The following treatment strategies are available to treat patients with recurrent neuroblastoma:
- A local recurrence in a patient with early-stage illness normally has a fair prognosis, and patients are routinely treated with conventional chemotherapy, surgery, and/or radiation if needed.
- Patients who arrive with disseminated illness have a significant recurrence rate and a poor prognosis.
- Various phase I/II agents are often available for individuals with recurrent illness in this situation.
The following response criteria are used to evaluate the efficacy of therapy:
- Complete clinical response - A reduction of more than 90% in the main tumor and metastatic disease (if any), no new lesions, and healing of bone lesions.
- A partial clinical response is defined as a reduction of 50% or less (sum of the products of the largest perpendicular diameters) in the main tumor and metastatic illness (if any), the absence of new lesions, and the healing of bone lesions.
- Minor response - A decrease of more than 25% and less than 50% (sum of the products of the largest perpendicular diameters) of the main tumor and metastatic disease (if any), no new lesions, and healing of bone lesions.

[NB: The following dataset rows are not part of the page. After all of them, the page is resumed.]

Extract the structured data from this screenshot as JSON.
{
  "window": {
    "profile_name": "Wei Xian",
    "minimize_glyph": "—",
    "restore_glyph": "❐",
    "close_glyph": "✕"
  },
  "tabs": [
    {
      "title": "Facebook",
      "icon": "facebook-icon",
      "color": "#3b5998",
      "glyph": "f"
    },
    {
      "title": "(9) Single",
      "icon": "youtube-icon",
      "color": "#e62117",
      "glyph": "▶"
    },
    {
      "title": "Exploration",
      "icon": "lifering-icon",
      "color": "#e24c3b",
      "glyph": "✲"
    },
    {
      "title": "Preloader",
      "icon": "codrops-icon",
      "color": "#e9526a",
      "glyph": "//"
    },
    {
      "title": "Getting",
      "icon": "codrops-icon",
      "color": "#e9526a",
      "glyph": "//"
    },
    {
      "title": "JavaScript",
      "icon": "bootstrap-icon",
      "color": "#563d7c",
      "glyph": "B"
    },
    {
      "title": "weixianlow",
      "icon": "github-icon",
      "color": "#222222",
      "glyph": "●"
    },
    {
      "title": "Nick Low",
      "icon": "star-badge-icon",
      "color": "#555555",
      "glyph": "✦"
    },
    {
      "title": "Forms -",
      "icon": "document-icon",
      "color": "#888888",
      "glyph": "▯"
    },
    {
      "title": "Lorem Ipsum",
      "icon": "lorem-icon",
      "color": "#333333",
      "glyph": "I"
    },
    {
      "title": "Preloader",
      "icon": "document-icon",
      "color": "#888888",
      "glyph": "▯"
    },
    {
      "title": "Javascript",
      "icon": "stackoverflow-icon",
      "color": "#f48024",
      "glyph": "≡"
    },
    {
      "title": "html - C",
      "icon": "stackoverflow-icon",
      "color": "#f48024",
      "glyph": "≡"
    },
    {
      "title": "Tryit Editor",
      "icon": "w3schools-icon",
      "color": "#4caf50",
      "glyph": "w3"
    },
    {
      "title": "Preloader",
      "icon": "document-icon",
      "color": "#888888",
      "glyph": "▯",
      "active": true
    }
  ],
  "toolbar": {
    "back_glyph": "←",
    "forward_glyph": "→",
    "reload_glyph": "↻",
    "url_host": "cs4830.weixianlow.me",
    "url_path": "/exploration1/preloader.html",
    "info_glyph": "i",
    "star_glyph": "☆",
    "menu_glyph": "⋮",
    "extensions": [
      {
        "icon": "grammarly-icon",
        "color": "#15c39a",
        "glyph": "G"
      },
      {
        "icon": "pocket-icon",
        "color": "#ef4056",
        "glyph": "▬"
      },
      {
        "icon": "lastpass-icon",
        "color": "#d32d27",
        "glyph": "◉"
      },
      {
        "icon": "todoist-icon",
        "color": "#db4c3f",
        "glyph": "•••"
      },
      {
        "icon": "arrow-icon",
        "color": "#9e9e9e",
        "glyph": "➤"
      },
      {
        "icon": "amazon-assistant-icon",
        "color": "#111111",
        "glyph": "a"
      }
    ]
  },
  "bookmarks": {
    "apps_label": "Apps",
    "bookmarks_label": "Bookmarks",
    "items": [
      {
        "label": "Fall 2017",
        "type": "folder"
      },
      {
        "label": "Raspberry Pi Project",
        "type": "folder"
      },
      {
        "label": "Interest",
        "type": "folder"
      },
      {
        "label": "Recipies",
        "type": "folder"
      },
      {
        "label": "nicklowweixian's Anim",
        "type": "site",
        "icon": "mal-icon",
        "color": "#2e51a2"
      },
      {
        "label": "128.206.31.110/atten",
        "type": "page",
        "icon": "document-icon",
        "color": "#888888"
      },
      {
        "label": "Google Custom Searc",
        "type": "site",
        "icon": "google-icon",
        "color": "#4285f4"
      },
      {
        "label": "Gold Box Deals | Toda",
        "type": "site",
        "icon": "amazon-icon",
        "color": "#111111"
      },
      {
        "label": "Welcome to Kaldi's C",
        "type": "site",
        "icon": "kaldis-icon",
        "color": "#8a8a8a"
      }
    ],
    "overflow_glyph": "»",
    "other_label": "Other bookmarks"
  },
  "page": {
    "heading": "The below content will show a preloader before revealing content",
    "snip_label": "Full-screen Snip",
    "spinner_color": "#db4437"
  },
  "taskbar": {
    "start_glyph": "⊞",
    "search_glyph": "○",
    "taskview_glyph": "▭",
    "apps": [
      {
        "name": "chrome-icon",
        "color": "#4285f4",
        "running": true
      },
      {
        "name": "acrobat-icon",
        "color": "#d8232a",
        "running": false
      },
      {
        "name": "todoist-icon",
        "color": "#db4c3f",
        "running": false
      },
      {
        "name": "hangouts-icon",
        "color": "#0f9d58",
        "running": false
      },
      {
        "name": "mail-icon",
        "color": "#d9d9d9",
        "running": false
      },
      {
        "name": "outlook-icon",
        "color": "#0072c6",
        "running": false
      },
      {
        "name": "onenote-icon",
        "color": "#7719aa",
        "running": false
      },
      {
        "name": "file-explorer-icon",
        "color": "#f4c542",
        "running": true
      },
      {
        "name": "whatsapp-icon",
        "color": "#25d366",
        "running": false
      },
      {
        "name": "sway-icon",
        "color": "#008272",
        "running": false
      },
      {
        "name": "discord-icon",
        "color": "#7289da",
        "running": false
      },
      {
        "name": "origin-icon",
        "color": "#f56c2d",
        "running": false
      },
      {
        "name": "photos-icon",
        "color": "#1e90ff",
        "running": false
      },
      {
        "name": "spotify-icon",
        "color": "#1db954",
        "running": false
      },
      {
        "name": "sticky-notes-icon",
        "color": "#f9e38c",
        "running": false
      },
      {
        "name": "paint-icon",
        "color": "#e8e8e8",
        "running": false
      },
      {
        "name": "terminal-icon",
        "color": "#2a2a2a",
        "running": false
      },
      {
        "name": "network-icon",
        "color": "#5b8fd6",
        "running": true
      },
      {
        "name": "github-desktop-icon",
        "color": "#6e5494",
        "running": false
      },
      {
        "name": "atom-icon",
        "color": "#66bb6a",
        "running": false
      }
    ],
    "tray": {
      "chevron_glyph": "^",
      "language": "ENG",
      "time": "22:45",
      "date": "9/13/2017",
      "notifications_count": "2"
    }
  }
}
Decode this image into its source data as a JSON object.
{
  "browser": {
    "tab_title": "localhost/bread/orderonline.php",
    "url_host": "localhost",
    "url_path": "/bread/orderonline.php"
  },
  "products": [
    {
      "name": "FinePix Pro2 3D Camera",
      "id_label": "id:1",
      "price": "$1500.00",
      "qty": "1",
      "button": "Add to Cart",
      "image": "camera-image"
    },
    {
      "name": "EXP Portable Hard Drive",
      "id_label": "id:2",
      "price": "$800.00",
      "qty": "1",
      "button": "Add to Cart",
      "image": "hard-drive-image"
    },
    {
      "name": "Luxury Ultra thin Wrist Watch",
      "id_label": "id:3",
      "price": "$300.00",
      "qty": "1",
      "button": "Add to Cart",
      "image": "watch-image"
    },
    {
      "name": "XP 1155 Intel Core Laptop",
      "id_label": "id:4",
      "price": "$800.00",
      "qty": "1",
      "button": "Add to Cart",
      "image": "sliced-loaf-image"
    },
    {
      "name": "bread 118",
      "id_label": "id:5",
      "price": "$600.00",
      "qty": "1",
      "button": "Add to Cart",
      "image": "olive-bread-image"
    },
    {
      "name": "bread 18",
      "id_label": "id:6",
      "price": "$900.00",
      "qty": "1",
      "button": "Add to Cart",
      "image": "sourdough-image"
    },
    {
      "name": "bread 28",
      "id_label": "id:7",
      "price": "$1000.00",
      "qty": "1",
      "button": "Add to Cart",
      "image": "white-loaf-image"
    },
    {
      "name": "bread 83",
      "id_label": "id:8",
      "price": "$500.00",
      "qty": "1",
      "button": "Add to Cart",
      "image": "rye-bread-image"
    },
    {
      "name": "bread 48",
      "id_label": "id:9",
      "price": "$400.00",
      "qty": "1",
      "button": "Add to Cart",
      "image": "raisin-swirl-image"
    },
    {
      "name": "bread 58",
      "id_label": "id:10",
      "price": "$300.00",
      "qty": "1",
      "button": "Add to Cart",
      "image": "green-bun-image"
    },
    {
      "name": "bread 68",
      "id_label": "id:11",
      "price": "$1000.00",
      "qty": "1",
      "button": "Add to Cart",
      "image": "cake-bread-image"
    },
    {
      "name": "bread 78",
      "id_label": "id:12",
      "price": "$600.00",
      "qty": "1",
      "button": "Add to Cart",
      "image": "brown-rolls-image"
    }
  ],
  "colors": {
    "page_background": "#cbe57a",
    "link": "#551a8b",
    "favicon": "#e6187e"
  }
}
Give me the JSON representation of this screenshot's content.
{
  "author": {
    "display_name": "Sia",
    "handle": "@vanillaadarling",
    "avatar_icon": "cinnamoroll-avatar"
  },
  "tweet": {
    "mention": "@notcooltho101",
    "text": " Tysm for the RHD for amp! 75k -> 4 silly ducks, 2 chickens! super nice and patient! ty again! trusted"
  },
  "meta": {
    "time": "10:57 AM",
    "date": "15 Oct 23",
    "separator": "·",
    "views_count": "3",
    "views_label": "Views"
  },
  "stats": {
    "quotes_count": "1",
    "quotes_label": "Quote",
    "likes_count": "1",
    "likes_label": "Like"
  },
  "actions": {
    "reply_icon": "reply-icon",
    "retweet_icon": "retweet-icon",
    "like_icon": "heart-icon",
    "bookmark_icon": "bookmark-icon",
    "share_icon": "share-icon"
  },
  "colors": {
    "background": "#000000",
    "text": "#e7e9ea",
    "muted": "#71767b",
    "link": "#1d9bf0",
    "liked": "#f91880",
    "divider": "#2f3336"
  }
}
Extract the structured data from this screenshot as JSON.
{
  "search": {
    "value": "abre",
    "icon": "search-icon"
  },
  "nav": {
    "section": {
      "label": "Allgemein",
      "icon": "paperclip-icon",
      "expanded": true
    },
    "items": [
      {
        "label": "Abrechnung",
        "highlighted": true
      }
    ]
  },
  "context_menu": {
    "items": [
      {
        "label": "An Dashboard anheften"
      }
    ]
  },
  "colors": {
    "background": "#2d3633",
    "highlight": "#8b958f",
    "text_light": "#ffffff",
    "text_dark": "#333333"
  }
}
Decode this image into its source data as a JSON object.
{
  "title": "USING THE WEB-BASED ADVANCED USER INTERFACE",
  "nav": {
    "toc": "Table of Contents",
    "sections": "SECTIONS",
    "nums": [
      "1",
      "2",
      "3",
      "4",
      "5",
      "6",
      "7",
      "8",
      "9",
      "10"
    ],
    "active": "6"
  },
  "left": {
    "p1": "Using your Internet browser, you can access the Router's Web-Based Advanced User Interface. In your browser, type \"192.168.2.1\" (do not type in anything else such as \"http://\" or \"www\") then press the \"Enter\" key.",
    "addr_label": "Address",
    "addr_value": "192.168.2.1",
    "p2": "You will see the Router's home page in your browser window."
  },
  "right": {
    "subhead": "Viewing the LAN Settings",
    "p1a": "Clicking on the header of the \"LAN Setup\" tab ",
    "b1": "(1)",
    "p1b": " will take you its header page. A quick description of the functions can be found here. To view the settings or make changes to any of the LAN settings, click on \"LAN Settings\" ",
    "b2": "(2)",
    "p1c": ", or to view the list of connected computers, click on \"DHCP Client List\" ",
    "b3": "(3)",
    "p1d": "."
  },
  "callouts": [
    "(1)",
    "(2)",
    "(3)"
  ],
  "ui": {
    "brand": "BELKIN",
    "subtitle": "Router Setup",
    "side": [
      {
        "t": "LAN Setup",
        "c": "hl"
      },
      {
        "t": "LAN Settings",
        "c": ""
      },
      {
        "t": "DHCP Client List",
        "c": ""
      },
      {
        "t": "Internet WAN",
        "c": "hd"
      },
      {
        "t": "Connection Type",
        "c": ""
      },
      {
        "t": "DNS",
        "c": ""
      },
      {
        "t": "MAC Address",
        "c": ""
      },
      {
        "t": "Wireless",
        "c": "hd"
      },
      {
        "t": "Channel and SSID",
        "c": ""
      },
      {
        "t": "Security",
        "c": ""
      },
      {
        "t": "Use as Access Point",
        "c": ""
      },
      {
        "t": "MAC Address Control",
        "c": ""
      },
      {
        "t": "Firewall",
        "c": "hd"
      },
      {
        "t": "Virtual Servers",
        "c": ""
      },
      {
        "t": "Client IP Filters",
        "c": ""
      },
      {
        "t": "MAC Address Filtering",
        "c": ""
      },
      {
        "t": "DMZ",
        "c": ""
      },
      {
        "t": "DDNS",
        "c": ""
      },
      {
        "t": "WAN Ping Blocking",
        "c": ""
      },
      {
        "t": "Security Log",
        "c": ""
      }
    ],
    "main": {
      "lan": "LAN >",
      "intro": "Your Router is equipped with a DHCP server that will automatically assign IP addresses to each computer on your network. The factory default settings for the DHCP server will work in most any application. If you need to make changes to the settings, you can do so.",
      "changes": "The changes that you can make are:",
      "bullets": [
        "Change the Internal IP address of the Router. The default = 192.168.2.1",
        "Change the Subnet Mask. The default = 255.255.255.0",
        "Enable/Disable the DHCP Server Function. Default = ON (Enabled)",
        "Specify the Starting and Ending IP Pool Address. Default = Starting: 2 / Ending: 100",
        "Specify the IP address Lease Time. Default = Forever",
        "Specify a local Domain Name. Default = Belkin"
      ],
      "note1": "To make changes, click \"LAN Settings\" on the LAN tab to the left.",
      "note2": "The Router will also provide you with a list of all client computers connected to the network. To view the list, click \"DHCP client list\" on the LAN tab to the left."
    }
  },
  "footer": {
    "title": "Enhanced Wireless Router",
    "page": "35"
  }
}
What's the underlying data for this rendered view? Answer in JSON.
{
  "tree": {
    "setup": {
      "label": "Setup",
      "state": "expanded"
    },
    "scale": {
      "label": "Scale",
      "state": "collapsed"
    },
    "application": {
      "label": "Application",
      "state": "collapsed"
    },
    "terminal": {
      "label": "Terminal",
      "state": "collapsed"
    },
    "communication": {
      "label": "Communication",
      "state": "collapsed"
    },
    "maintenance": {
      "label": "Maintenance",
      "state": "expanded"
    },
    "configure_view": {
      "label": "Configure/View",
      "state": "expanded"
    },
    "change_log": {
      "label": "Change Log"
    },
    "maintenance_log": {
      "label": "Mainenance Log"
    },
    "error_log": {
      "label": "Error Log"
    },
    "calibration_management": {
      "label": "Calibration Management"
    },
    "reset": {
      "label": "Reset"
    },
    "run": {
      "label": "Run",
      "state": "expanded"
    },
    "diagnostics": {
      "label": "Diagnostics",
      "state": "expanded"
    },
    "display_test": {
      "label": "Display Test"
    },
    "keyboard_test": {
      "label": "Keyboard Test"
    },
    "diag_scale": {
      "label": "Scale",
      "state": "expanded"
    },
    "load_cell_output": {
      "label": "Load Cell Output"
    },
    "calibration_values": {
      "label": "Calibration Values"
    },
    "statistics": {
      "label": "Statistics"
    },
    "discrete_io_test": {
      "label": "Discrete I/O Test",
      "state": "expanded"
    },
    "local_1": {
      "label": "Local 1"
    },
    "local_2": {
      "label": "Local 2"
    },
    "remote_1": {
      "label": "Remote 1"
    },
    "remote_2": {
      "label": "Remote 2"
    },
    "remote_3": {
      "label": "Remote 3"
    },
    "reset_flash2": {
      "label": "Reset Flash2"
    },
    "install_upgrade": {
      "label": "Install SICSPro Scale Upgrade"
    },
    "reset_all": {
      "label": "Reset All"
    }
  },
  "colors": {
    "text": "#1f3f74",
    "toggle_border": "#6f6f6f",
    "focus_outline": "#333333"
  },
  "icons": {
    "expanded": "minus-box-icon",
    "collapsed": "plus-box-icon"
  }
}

- No response - A reduction of less than 25% (the sum of the products of the largest perpendicular diameters) in the original tumor or metastatic disease (if any), with no new lesions.
- Progressive disease is defined as a rise of more than 25% (sum of the products of the largest perpendicular diameters) in the original tumor or all metastatic lesions (if any), as well as the formation of new lesions.
Neuroblastoma is an uncommon abdominal tumor that affects children under the age of five. However, if the tumor is not detected in time, it is deadly. As a result, neuroblastoma is best diagnosed and treated by an interprofessional team that includes a pediatrician, a pediatric surgeon, an oncologist, a radiation therapist, social workers, a pharmacist, a dietician, and specialty care nurses. Because young kids have unique needs, it is critical to establish a staff devoted to pediatric malignancies. Because all cancer therapies might restrict development, a dietician should be included in the care from the start.
The tumor can appear anywhere along the sympathetic chain and is often misdiagnosed as a Wilms tumor. Oncologic pharmacists help with chemotherapy formulation, screen for drug-drug interactions, and educate families and patients.
Oncology nurse practitioners and nurses play an important role in patient treatment and family education. Some children may acquire neurological abnormalities that limit motor function, necessitating occupational therapy. A pleasant atmosphere is critical for the youngster to flourish in this challenging scenario. To better their care, team members should interact honestly with one another.
The survival of these individuals has improved marginally over the last decade for early-stage lesions, but it is catastrophic for late-stage lesions. As a result, there is a tremendous drive for the development of tailored medicines in the intensive management of high-risk patients.